Recently, my wife and I met my boss
for dinner to chat career prospects. The conversation was mild (like the curry,
and no complaints on both fronts!) and thought provoking. As we walked home dazed
and enlightened in equal measure, something lingered in my mind. While on the
subject of research interests, Pammi had been asked to elaborate a bit about
her analytical skills. What had me thinking was not the subject of the question
- it is commonplace for PIs to try and gauge the skill-sets that budding
researchers already possess, or wish to acquire. Rather, I tried to wrap my
mind around how the question had been phrased. In the context of discussing
potentially interesting research projects, it had been presented as though statistical
knowledge, rather than merely a set of skills and tools functioning to unravel
biologically interesting phenomena, ought to have been a stand-alone research
interest all by itself.
The very word “Statistics” frequently,
and I think somewhat prematurely, sounds intimidating to an unconditioned ear.
Even as I finish writing this sentence, I smother a smile – it is somewhat illogical
to blindly categorize something completely novel as “intimidating”. Yet people
frequently foster preconceived notions; it is one of the things that make us
all too human. Keeping this in mind, the agenda here is neither to elaborate on
the power of specific statistical tests like Linear Modeling or Chi-squared,
nor riddle this piece with Scatterplots, coefficients, and levels of
significance. Rather, it is to ideologically assess the scientific uniqueness of statistics
and thereby, dispel some trepidations or misconceptions that may set in before
an amateur researcher embarks on the statistical voyage…

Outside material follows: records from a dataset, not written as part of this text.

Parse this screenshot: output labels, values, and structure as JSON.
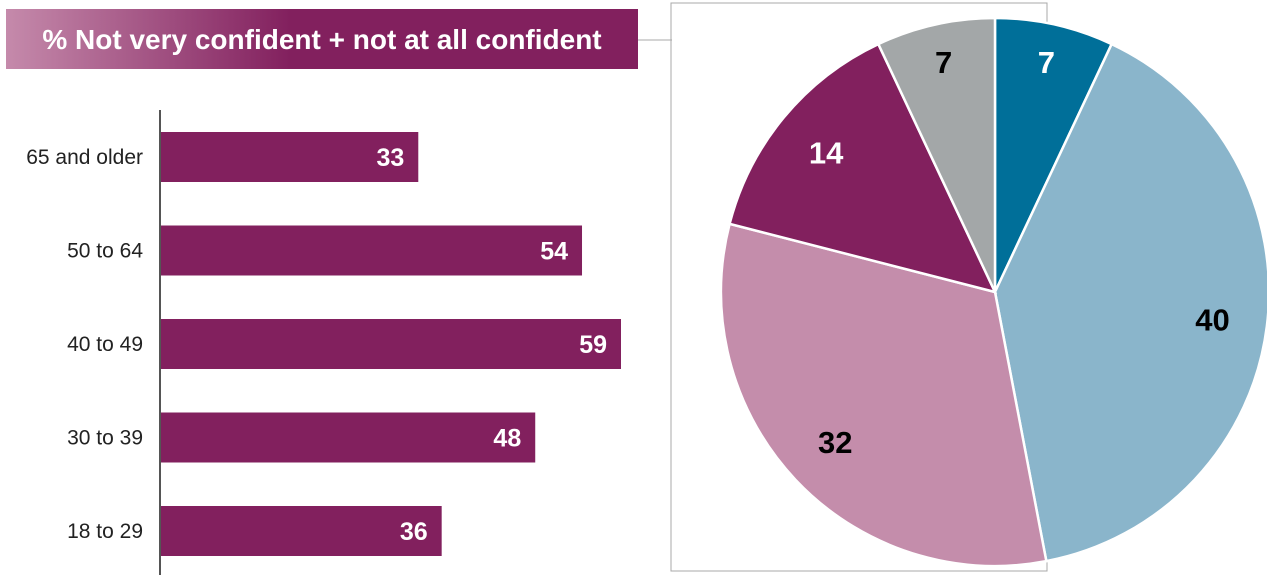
{
  "chart_data": [
    {
      "type": "bar",
      "orientation": "horizontal",
      "title": "% Not very confident + not at all confident",
      "categories": [
        "65 and older",
        "50 to 64",
        "40 to 49",
        "30 to 39",
        "18 to 29"
      ],
      "values": [
        33,
        54,
        59,
        48,
        36
      ],
      "xlim": [
        0,
        60
      ],
      "grid": false,
      "legend": "none",
      "colors": {
        "bar": "#82205e",
        "label": "#ffffff",
        "title_start": "#c58aab",
        "title_end": "#82205e"
      }
    },
    {
      "type": "pie",
      "values": [
        7,
        40,
        32,
        14,
        7
      ],
      "colors": [
        "#006f99",
        "#8ab5cb",
        "#c48dab",
        "#82205e",
        "#a3a7a8"
      ],
      "label_colors": [
        "#ffffff",
        "#000000",
        "#000000",
        "#ffffff",
        "#000000"
      ],
      "legend": "none"
    }
  ]
}
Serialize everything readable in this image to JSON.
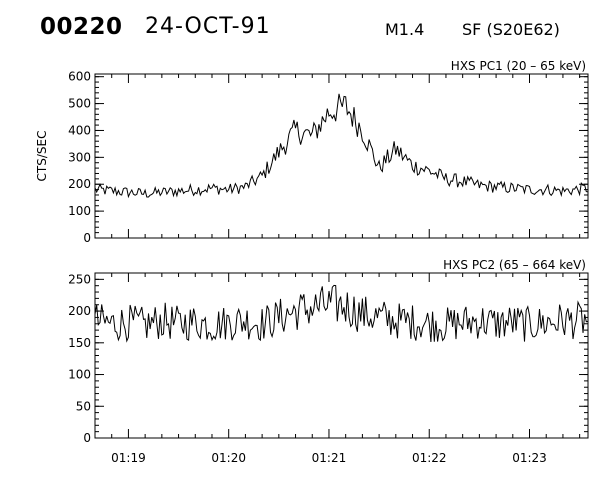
{
  "header": {
    "event_id": "00220",
    "date": "24-OCT-91",
    "goes_class": "M1.4",
    "location": "SF (S20E62)"
  },
  "chart_data": [
    {
      "type": "line",
      "title": "HXS PC1 (20 – 65 keV)",
      "ylabel": "CTS/SEC",
      "xlabel": "",
      "ylim": [
        0,
        610
      ],
      "yticks": [
        0,
        100,
        200,
        300,
        400,
        500,
        600
      ],
      "xlim": [
        "01:18:40",
        "01:23:35"
      ],
      "xticks": [
        "01:19",
        "01:20",
        "01:21",
        "01:22",
        "01:23"
      ],
      "grid": false,
      "series": [
        {
          "x": [
            "01:18:40",
            "01:18:50",
            "01:19:00",
            "01:19:10",
            "01:19:20",
            "01:19:30",
            "01:19:40",
            "01:19:50",
            "01:20:00",
            "01:20:10",
            "01:20:20",
            "01:20:30",
            "01:20:40",
            "01:20:50",
            "01:21:00",
            "01:21:10",
            "01:21:20",
            "01:21:30",
            "01:21:40",
            "01:21:50",
            "01:22:00",
            "01:22:10",
            "01:22:20",
            "01:22:30",
            "01:22:40",
            "01:22:50",
            "01:23:00",
            "01:23:10",
            "01:23:20",
            "01:23:35"
          ],
          "values": [
            180,
            175,
            170,
            165,
            170,
            175,
            180,
            185,
            180,
            190,
            230,
            320,
            400,
            380,
            470,
            490,
            400,
            260,
            330,
            270,
            250,
            220,
            210,
            195,
            190,
            185,
            180,
            180,
            175,
            185
          ]
        }
      ]
    },
    {
      "type": "line",
      "title": "HXS PC2 (65 – 664 keV)",
      "ylabel": "",
      "xlabel": "",
      "ylim": [
        0,
        260
      ],
      "yticks": [
        0,
        50,
        100,
        150,
        200,
        250
      ],
      "xlim": [
        "01:18:40",
        "01:23:35"
      ],
      "xticks": [
        "01:19",
        "01:20",
        "01:21",
        "01:22",
        "01:23"
      ],
      "grid": false,
      "series": [
        {
          "x": [
            "01:18:40",
            "01:18:50",
            "01:19:00",
            "01:19:10",
            "01:19:20",
            "01:19:30",
            "01:19:40",
            "01:19:50",
            "01:20:00",
            "01:20:10",
            "01:20:20",
            "01:20:30",
            "01:20:40",
            "01:20:50",
            "01:21:00",
            "01:21:10",
            "01:21:20",
            "01:21:30",
            "01:21:40",
            "01:21:50",
            "01:22:00",
            "01:22:10",
            "01:22:20",
            "01:22:30",
            "01:22:40",
            "01:22:50",
            "01:23:00",
            "01:23:10",
            "01:23:20",
            "01:23:35"
          ],
          "values": [
            185,
            180,
            182,
            178,
            185,
            180,
            183,
            178,
            182,
            185,
            180,
            190,
            200,
            205,
            210,
            208,
            195,
            190,
            185,
            183,
            180,
            178,
            182,
            185,
            180,
            183,
            178,
            182,
            185,
            185
          ]
        }
      ]
    }
  ]
}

In America, Asian students are
often stereotyped as being both obsessed and sensational with numbers. “You’ll
get an A in Stats because you’re from India!”. This is one of the biggest myths to come out of attending graduate school in the US (aside from the idea that it is a necessary
path to take to pay off student loans!), for at least three reasons. First,
such statements are almost never backed up by verifiable accounts or,
ironically enough, by statistical data. Second, there are plenty of kids in
India who, left to themselves, would give up a good chunk of their math tuition
time in exchange for more hours on Facebook or Twitter. The structure of
India’s education system is such that kids are over-worked, and “learning” math
functions as a survival effort that fizzles out once a secure job position is
procured. Third, although it is fundamentally based on numbers, applying
Statistical tests on a day-to-day basis is somewhat different from what is
surgically implanted into our brains in school as ‘Math’.
Picking up on this last point provides the
perfect basis to ask whether statistics functions more as a tool than as a
stand-alone science. To better assess this, it is beneficial to first recap the
scientific approach. Scientific endeavor, irrespective of discipline, adheres
for the most part to a single, stepwise paradigm: (1) pick an interesting
phenomenon, (2) generate a set of hypotheses and make specific predictions
under each, (3) gather data (whether experimental or natural) to test these,
(4) analyze this data, and (5) draw conclusions and speculations from the
results. So the ‘tool’ rather than ‘stand-alone science’ argument stems from
the idea that the field (Statistics) constitutes but one step (4) of this
paradigm, rather than the entire paradigm being applicable to the field! In
other words, before choosing the right kind of test or model (4), it is
imperative to know what it is to be tested (1-3)! This may largely depend on
the skill with which facts are handled to generate questions, or testable
hypotheses.
Yet scientific phenomena are seldom
set in stone. For instance, new postulates are constantly being added even to
well-established theories like natural selection, based on exploratory studies
of hitherto poorly understood systems. To better understand such novel systems,
researchers have to abandon the step-wise paradigm, and ‘boldly go where no one
has gone before’. So they resort to throwing the kitchen’s sink,
or assessing the impact of several possible factors that might affect an
outcome, rather than designing and testing specific statistical equations (or models) that are constructed based on
informed hypotheses. For instance, say that a completely novel infectious
pathogen has recently been isolated from some animals within a wildlife population.
Without any prior information on the pathogen, it is impossible to construct
specific hypotheses. Instead, investigators would have to ‘explore’ a wide
variety of possibilities – environmental infection, types of contact with other
animals, potential insect carriers or transmitters, to name a few -- that may
have influenced the outcome of why some individuals were infected and others were not. In such cases, statistical analysis, rather than being informed by
hypothesis construction, actually facilitates subsequent hypothesis
construction that may be more generally applicable to similar types of
pathogens and wildlife populations in the future. But does that swing
the pendulum back in the direction of statistics holding its ground as a unique
science? Only if the definition: “Statistics: the science of throwing the kitchen’s sink” has a
serious ring to it! Here statistics ventures into the art realm. Still
functioning as a tool, statistical knowledge in such contexts additionally
involves the skill with which a researcher
decides how best to represent the effects of an entire suite of characteristics
that may affect a desired outcome. Diagnostic plots, graphs, and charts that help better visualize what is going on will precede mathematical equations and models. These are constructed much later and after some basic knowledge about the system is gleaned.